En el capítulo anterior habíamos dejado a Pons atareado en corroborar las leyes genéticas de Mendel.
En los ratos libres que le dejaba su frenético quehacer, invertía Pons su creatividad en sacar el mayor partido al paraíso que merced a la fortuna habitaba. Para ello inventó una especie de arroz caldoso que con el tiempo adquiriría sabrosas variantes que evolucionarían a la postre hacia deliciosos potes precursores de los actuales peroles y calderetas. Paralelamente a este hallazgo introdujo la costumbre de aprovechar cuevas y recovecos en las rocas de las más acogedoras calas de la Isla para habilitarlas con sombrajos y otras comodidades a orillas del transparente mar. Gracias a una chispa de intuición comprendió Pons lo ventajoso que sería conjugar sus dos flamantes creaciones y a tal efecto fomentó el hábito de bajar en grupos los fines de semana y los puentes (en aquella época los festivos se votaban en asambleas) a las casetas playeras a compartir manjares, charla y algarabía, sin olvidar jamás unas buenas fogatas y ciertas parrandas y cánticos corales que duraban hasta bien entrada la madrugada.

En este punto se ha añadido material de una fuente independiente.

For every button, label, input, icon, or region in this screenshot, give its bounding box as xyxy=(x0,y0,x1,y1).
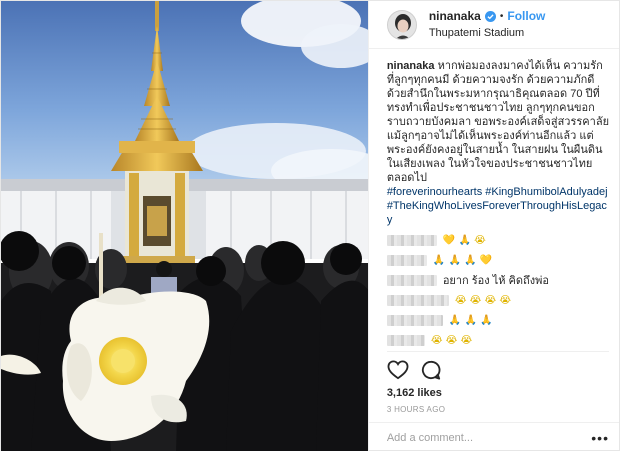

Cierto grado de felicidad caracterizaba por ende en aquellos albores a los coetáneos de Pons, dadas las saludables costumbres que facilitaban en los miembros del clan su condición de personas alegres y hospitalarias.
Quiso el azar que durante uno de esos encuentros festivos, a la hora de la manzanilla, Pons, que gustaba de explorar lo novedoso, decidiera añadir en su tisana algunas cápsulas de cierto tipo de amapolas que a la sazón abundaban en la Isla. Diose la circunstancia de que el brebaje produjo en Pons efectos de tinte tanto somnífero como lisérgico. El caso es que despertó del letargo con la certeza de haber visionado el futuro con una claridad y un detalle dignos de una luminosa vigilia que nada tendría que envidiar a la clarividencia del mismísimo Nostradamus.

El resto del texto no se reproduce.